Aku mengangguk, berusaha menyembunyikan kegugupanku. "Sempurna. Lebih dari sempurna. Aku merasa… lebih hidup. Lebih kuat." Aku tak mengatakan yang sebenarnya, bahwa jantung itu tak hanya memberiku kekuatan fisik, tapi juga perasaan yang belum pernah kurasakan sebelumnya. Perasaan yang terpusat sepenuhnya pada Elara.

Pertemuan kami malam ini adalah bagian dari wawancara eksklusif yang kujanjikan pada majalah tempatku bekerja. Tapi jauh di lubuk hatiku, aku tahu itu hanyalah alasan.
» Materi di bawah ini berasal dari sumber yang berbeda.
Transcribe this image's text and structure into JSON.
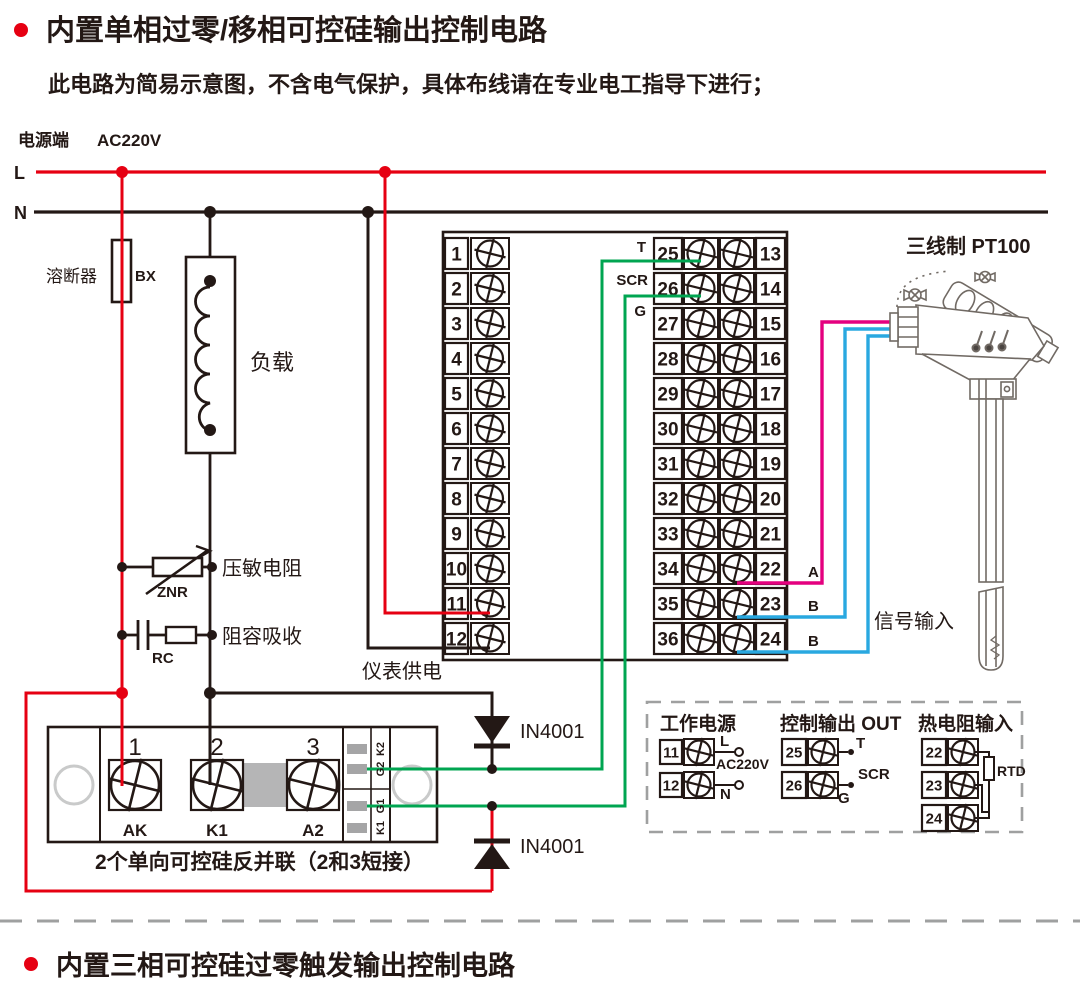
{
  "colors": {
    "red": "#e60012",
    "green": "#00a551",
    "pink": "#e4007f",
    "blue": "#29a8e0",
    "dark": "#231815",
    "gray": "#9fa0a0",
    "bar_gray": "#b5b5b6",
    "pad_gray": "#a5a5a6"
  },
  "header": {
    "title": "内置单相过零/移相可控硅输出控制电路",
    "subtitle": "此电路为简易示意图，不含电气保护，具体布线请在专业电工指导下进行；"
  },
  "footer": {
    "title": "内置三相可控硅过零触发输出控制电路"
  },
  "power": {
    "label": "电源端",
    "voltage": "AC220V",
    "l": "L",
    "n": "N"
  },
  "components": {
    "fuse": "溶断器",
    "fuse_code": "BX",
    "load": "负载",
    "varistor": "压敏电阻",
    "varistor_code": "ZNR",
    "snubber": "阻容吸收",
    "snubber_code": "RC",
    "meter_supply": "仪表供电",
    "diode_top": "IN4001",
    "diode_bottom": "IN4001"
  },
  "scr_module": {
    "terminal_numbers": [
      "1",
      "2",
      "3"
    ],
    "terminal_names": [
      "AK",
      "K1",
      "A2"
    ],
    "gate_labels": [
      "K2",
      "G2",
      "G1",
      "K1"
    ],
    "note": "2个单向可控硅反并联（2和3短接）"
  },
  "terminal_block": {
    "left_numbers": [
      "1",
      "2",
      "3",
      "4",
      "5",
      "6",
      "7",
      "8",
      "9",
      "10",
      "11",
      "12"
    ],
    "inner_numbers": [
      "25",
      "26",
      "27",
      "28",
      "29",
      "30",
      "31",
      "32",
      "33",
      "34",
      "35",
      "36"
    ],
    "outer_numbers": [
      "13",
      "14",
      "15",
      "16",
      "17",
      "18",
      "19",
      "20",
      "21",
      "22",
      "23",
      "24"
    ]
  },
  "signal": {
    "t": "T",
    "scr": "SCR",
    "g": "G",
    "a": "A",
    "b1": "B",
    "b2": "B",
    "label": "信号输入",
    "sensor_title": "三线制 PT100"
  },
  "inset": {
    "power": {
      "title": "工作电源",
      "terminals": [
        "11",
        "12"
      ],
      "l": "L",
      "n": "N",
      "voltage": "AC220V"
    },
    "output": {
      "title": "控制输出 OUT",
      "terminals": [
        "25",
        "26"
      ],
      "t": "T",
      "scr": "SCR",
      "g": "G"
    },
    "rtd": {
      "title": "热电阻输入",
      "terminals": [
        "22",
        "23",
        "24"
      ],
      "label": "RTD"
    }
  }
}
Alasan untuk bisa menatap mata birunya, mendengar suaranya yang merdu, dan merasakan getaran aneh yang selalu menyelimuti diriku saat berada di dekatnya.

Aku mulai dengan pertanyaan-pertanyaan profesional, mencatat jawaban Elara tentang teknologi Hati Phoenix, riset yang dilakukannya, dan dampak potensialnya pada masa depan umat manusia. Elara menjawab dengan sabar dan cerdas, memancarkan aura percaya diri dan bakat yang membuatku semakin terpesona.

Namun, semakin lama wawancara berlangsung, semakin sulit bagiku untuk fokus pada pekerjaanku. Pikiranku dipenuhi oleh Elara. Aroma lavender samar yang menguar dari rambutnya, lekuk halus rahangnya, dan caranya menggigit bibir bawahnya saat berpikir. Semua detail kecil tentang dirinya terasa diperbesar oleh Hati Phoenix.

"Kai?" Elara memanggil namaku, membuyarkan lamunanku. "Apakah kamu baik-baik saja? Kamu terlihat… pucat."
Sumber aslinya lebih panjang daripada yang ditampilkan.